La fierté des enseignant-e-s.

Depuis pas mal de temps, je souhaitais écrire mon témoignage de vieil instituteur. Je voulais le faire de façon chronologique. Toutefois la sortie du livre de Mehtap Teke en bouleverse la réalisation et me fait accomplir un bond dans le temps, mais aussi un retour dans le passé.

Classe de 4 ème année primaire ( 1986 -1987 ???) école communale de Sart-lez-Moulin de Courcelles

Au plus profond de moi, je suis resté instit même si j’ai fui ce métier. Instituteur à Courcelles depuis 1962, j’ai d’abord enseigné dans l’école communale du Trieu des Agneaux jusqu’en 1978. La plupart des enfants fréquentant cette école provenaient de milieux ouvriers d’origine belge ou d’ancienne immigration soit italienne ou espagnole.

En 1978, je quittai l’enseignement comme détaché pédagogique pendant quatre années auprès d’une organisation de jeunesse, l’Union des Pionniers de Belgique.

1982, je réintégrais l’enseignement communal. Comme j’étais nommé définitivement, mon emploi était sauvegardé durant les quatre années écoulées. Toutefois, je changeai de siège d’école et me retrouvai à Sart-lez-Moulin. C’est là que j’ai découvert concrètement les enfants des nouvelles  émigrations. La population de ce siège d’école comptait une certain nombre d’enfants d’origine algérienne, marocaine et turque dont des Kurdes.
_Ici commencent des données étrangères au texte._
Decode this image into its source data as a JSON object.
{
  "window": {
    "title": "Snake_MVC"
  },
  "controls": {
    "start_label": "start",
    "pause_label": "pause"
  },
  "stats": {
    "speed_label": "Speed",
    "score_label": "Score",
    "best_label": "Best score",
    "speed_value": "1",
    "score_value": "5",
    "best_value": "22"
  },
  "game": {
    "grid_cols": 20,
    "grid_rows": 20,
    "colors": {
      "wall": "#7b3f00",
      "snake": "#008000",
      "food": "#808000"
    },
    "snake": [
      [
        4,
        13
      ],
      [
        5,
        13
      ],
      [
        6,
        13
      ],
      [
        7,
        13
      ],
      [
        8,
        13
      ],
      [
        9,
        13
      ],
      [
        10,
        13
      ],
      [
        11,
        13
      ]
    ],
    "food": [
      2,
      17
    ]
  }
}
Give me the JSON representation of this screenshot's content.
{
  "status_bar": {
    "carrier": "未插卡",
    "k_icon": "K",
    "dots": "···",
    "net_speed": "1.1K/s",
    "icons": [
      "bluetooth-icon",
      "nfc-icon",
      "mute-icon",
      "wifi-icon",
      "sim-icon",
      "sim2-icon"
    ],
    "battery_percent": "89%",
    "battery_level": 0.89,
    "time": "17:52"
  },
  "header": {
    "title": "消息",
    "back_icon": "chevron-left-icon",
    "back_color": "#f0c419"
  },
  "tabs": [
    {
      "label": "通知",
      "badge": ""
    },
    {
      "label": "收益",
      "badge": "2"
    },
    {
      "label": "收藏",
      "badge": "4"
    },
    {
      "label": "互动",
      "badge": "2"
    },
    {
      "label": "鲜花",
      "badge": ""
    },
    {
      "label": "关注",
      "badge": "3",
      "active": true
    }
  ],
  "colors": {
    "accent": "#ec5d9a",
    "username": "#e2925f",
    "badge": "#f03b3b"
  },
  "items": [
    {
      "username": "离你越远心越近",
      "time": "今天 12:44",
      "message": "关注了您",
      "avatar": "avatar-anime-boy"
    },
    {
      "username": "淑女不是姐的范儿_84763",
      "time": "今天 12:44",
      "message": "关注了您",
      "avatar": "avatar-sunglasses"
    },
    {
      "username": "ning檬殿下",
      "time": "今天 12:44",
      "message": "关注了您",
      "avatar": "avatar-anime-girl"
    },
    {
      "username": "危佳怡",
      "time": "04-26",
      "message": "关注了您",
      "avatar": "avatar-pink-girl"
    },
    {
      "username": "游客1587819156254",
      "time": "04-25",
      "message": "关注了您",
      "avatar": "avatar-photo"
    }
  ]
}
C’est ainsi que je fis la connaissance de parents qui suivaient de près les études de leurs petits garçons et petites filles au même titre évidement que la plupart des autres parents d’enfants autochtones.

Je quittai l’école en 1988 pour des raisons que j’expliquerai plus tard . C’était , il y a 35 ans. Lorsque j’ai le plaisir de rencontrer l’un(e) ou l’autre de mes élèves , c’est l’image de la petite fille ou du petit garçon qui me revient toujours à l’esprit.

Grâce à Facebook, je suis en contact avec certain-e-s de ces enfants âgés maintenant d’une quarantaine d’années. Ils m’apprennent leur évolution, les études qu’ils ont accomplies et la carrière qu’ils ont embrassée. Des petits mots bien gentils me sont souvent adressés et me prouvent qu’ils n’ont pas oublié le vieux monsieur que je suis devenu. Comment ne pas être content devant un  témoignage comme celui de Salik : «  Monsieur, je vous ai remplacé. Je suis instituteur ! ».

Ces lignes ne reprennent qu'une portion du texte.